La travesía por caminos de herradura y panoramas de incomparable majestad resultó fascinante. Según bajábamos la meseta, el trópico se abría a nuestra contemplación, feraz y bienoliente a plantas y flores raras. De la falda de una colina arranco alguien piñas maduras y las comimos sobre el caballo. En los ranchos de caña, el viejo trapiche funcionaba todavía… Una impresión de comodidad física, de contento de todos los sentidos, invade el organismo deshecho, entumecido por el clima de la meseta. Y una suerte de bendición baja del cielo claro y dobla elegantemente las hojas de las palmeras.

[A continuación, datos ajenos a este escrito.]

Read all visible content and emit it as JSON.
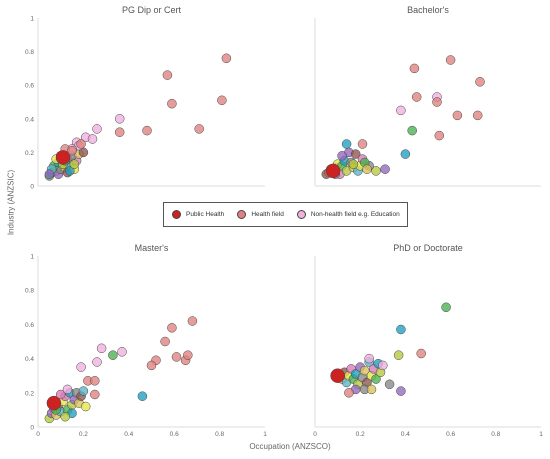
{
  "y_axis_label": "Industry (ANZSIC)",
  "x_axis_label": "Occupation (ANZSCO)",
  "legend": [
    {
      "label": "Public Health",
      "color": "#cc2222"
    },
    {
      "label": "Health field",
      "color": "#e08080"
    },
    {
      "label": "Non-health field e.g. Education",
      "color": "#f0b0e0"
    }
  ],
  "palette": [
    "#4caf50",
    "#1f9fbf",
    "#b5c83a",
    "#9467bd",
    "#888888",
    "#d9c25a",
    "#8c564b",
    "#5ab4c8",
    "#e6e64a",
    "#d87bb8"
  ],
  "chart_data": [
    {
      "type": "scatter",
      "title": "PG Dip or Cert",
      "xlim": [
        0,
        1
      ],
      "ylim": [
        0,
        1
      ],
      "yticks": [
        "0",
        "0.2",
        "0.4",
        "0.6",
        "0.8",
        "1"
      ],
      "xticks": [],
      "series": [
        {
          "name": "Public Health",
          "points": [
            [
              0.11,
              0.17
            ]
          ]
        },
        {
          "name": "Health field",
          "points": [
            [
              0.57,
              0.66
            ],
            [
              0.83,
              0.76
            ],
            [
              0.59,
              0.49
            ],
            [
              0.81,
              0.51
            ],
            [
              0.36,
              0.32
            ],
            [
              0.48,
              0.33
            ],
            [
              0.71,
              0.34
            ],
            [
              0.12,
              0.22
            ],
            [
              0.15,
              0.21
            ],
            [
              0.19,
              0.25
            ]
          ]
        },
        {
          "name": "Non-health field e.g. Education",
          "points": [
            [
              0.36,
              0.4
            ],
            [
              0.26,
              0.34
            ],
            [
              0.21,
              0.29
            ],
            [
              0.24,
              0.28
            ],
            [
              0.17,
              0.26
            ],
            [
              0.18,
              0.24
            ],
            [
              0.15,
              0.22
            ]
          ]
        },
        {
          "name": "",
          "points": [
            [
              0.05,
              0.06
            ],
            [
              0.06,
              0.08
            ],
            [
              0.08,
              0.09
            ],
            [
              0.09,
              0.07
            ],
            [
              0.1,
              0.1
            ],
            [
              0.12,
              0.11
            ],
            [
              0.13,
              0.08
            ],
            [
              0.14,
              0.12
            ],
            [
              0.16,
              0.1
            ],
            [
              0.17,
              0.15
            ],
            [
              0.07,
              0.12
            ],
            [
              0.09,
              0.14
            ],
            [
              0.11,
              0.13
            ],
            [
              0.13,
              0.16
            ],
            [
              0.15,
              0.18
            ],
            [
              0.18,
              0.19
            ],
            [
              0.2,
              0.2
            ],
            [
              0.06,
              0.1
            ],
            [
              0.08,
              0.16
            ],
            [
              0.1,
              0.18
            ],
            [
              0.12,
              0.15
            ],
            [
              0.14,
              0.09
            ],
            [
              0.16,
              0.13
            ],
            [
              0.05,
              0.07
            ]
          ]
        }
      ]
    },
    {
      "type": "scatter",
      "title": "Bachelor's",
      "xlim": [
        0,
        1
      ],
      "ylim": [
        0,
        1
      ],
      "yticks": [],
      "xticks": [],
      "series": [
        {
          "name": "Public Health",
          "points": [
            [
              0.08,
              0.09
            ]
          ]
        },
        {
          "name": "Health field",
          "points": [
            [
              0.44,
              0.7
            ],
            [
              0.6,
              0.75
            ],
            [
              0.54,
              0.5
            ],
            [
              0.73,
              0.62
            ],
            [
              0.45,
              0.53
            ],
            [
              0.63,
              0.42
            ],
            [
              0.72,
              0.42
            ],
            [
              0.55,
              0.3
            ],
            [
              0.21,
              0.25
            ]
          ]
        },
        {
          "name": "Non-health field e.g. Education",
          "points": [
            [
              0.38,
              0.45
            ],
            [
              0.54,
              0.53
            ]
          ]
        },
        {
          "name": "",
          "points": [
            [
              0.43,
              0.33
            ],
            [
              0.4,
              0.19
            ],
            [
              0.27,
              0.09
            ],
            [
              0.31,
              0.1
            ],
            [
              0.24,
              0.12
            ],
            [
              0.06,
              0.08
            ],
            [
              0.07,
              0.1
            ],
            [
              0.09,
              0.11
            ],
            [
              0.1,
              0.13
            ],
            [
              0.11,
              0.07
            ],
            [
              0.12,
              0.12
            ],
            [
              0.13,
              0.15
            ],
            [
              0.14,
              0.09
            ],
            [
              0.15,
              0.2
            ],
            [
              0.16,
              0.14
            ],
            [
              0.17,
              0.11
            ],
            [
              0.18,
              0.19
            ],
            [
              0.19,
              0.09
            ],
            [
              0.2,
              0.12
            ],
            [
              0.21,
              0.16
            ],
            [
              0.22,
              0.14
            ],
            [
              0.14,
              0.25
            ],
            [
              0.17,
              0.13
            ],
            [
              0.12,
              0.18
            ],
            [
              0.09,
              0.07
            ],
            [
              0.23,
              0.1
            ],
            [
              0.05,
              0.07
            ]
          ]
        }
      ]
    },
    {
      "type": "scatter",
      "title": "Master's",
      "xlim": [
        0,
        1
      ],
      "ylim": [
        0,
        1
      ],
      "yticks": [
        "0",
        "0.2",
        "0.4",
        "0.6",
        "0.8",
        "1"
      ],
      "xticks": [
        "0",
        "0.2",
        "0.4",
        "0.6",
        "0.8",
        "1"
      ],
      "series": [
        {
          "name": "Public Health",
          "points": [
            [
              0.07,
              0.14
            ]
          ]
        },
        {
          "name": "Health field",
          "points": [
            [
              0.68,
              0.62
            ],
            [
              0.59,
              0.58
            ],
            [
              0.56,
              0.5
            ],
            [
              0.61,
              0.41
            ],
            [
              0.65,
              0.39
            ],
            [
              0.66,
              0.42
            ],
            [
              0.52,
              0.39
            ],
            [
              0.5,
              0.36
            ],
            [
              0.22,
              0.27
            ],
            [
              0.25,
              0.27
            ],
            [
              0.25,
              0.19
            ]
          ]
        },
        {
          "name": "Non-health field e.g. Education",
          "points": [
            [
              0.28,
              0.46
            ],
            [
              0.37,
              0.44
            ],
            [
              0.26,
              0.38
            ],
            [
              0.19,
              0.35
            ],
            [
              0.13,
              0.22
            ]
          ]
        },
        {
          "name": "",
          "points": [
            [
              0.33,
              0.42
            ],
            [
              0.46,
              0.18
            ],
            [
              0.05,
              0.05
            ],
            [
              0.06,
              0.08
            ],
            [
              0.07,
              0.11
            ],
            [
              0.08,
              0.07
            ],
            [
              0.09,
              0.12
            ],
            [
              0.1,
              0.09
            ],
            [
              0.11,
              0.15
            ],
            [
              0.12,
              0.18
            ],
            [
              0.13,
              0.1
            ],
            [
              0.14,
              0.2
            ],
            [
              0.15,
              0.13
            ],
            [
              0.16,
              0.16
            ],
            [
              0.17,
              0.2
            ],
            [
              0.18,
              0.14
            ],
            [
              0.19,
              0.18
            ],
            [
              0.2,
              0.21
            ],
            [
              0.21,
              0.12
            ],
            [
              0.1,
              0.19
            ],
            [
              0.08,
              0.1
            ],
            [
              0.15,
              0.08
            ],
            [
              0.12,
              0.06
            ]
          ]
        }
      ]
    },
    {
      "type": "scatter",
      "title": "PhD or Doctorate",
      "xlim": [
        0,
        1
      ],
      "ylim": [
        0,
        1
      ],
      "yticks": [],
      "xticks": [
        "0",
        "0.2",
        "0.4",
        "0.6",
        "0.8",
        "1"
      ],
      "series": [
        {
          "name": "Public Health",
          "points": [
            [
              0.1,
              0.3
            ]
          ]
        },
        {
          "name": "Health field",
          "points": [
            [
              0.47,
              0.43
            ],
            [
              0.15,
              0.2
            ]
          ]
        },
        {
          "name": "Non-health field e.g. Education",
          "points": [
            [
              0.24,
              0.4
            ],
            [
              0.3,
              0.36
            ]
          ]
        },
        {
          "name": "",
          "points": [
            [
              0.58,
              0.7
            ],
            [
              0.38,
              0.57
            ],
            [
              0.37,
              0.42
            ],
            [
              0.38,
              0.21
            ],
            [
              0.33,
              0.25
            ],
            [
              0.12,
              0.28
            ],
            [
              0.13,
              0.32
            ],
            [
              0.14,
              0.26
            ],
            [
              0.15,
              0.3
            ],
            [
              0.16,
              0.34
            ],
            [
              0.17,
              0.28
            ],
            [
              0.18,
              0.31
            ],
            [
              0.19,
              0.25
            ],
            [
              0.2,
              0.35
            ],
            [
              0.21,
              0.29
            ],
            [
              0.22,
              0.33
            ],
            [
              0.23,
              0.26
            ],
            [
              0.24,
              0.38
            ],
            [
              0.25,
              0.3
            ],
            [
              0.26,
              0.34
            ],
            [
              0.27,
              0.28
            ],
            [
              0.28,
              0.37
            ],
            [
              0.29,
              0.32
            ],
            [
              0.18,
              0.22
            ],
            [
              0.22,
              0.22
            ],
            [
              0.25,
              0.22
            ]
          ]
        }
      ]
    }
  ]
}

La tierra toda está cubierta de verdor y las montañas, revestidas de bosques, dan impresión de grandeza suave y armoniosa. Los caseríos están pintados de blanco, de azul o de amarillo… Los techos de palma seducen con su promesa de reposo y abrigo. En las quebradas, la gotera de algún arroyo remoto es pretexto para que broten y se queden colgando maravillosas orquídeas. Por el aire pasan pericos de esa tonalidad verde clara que reposa el mirar fatigado del diario trajín. Cuando la tarde cae, sube del valle un temblor de emoción.


Fuente:
Español. Lecturas. 6° Grado, Ed. Comisión Nacional de Libros de Texto Gratuito, p. 22.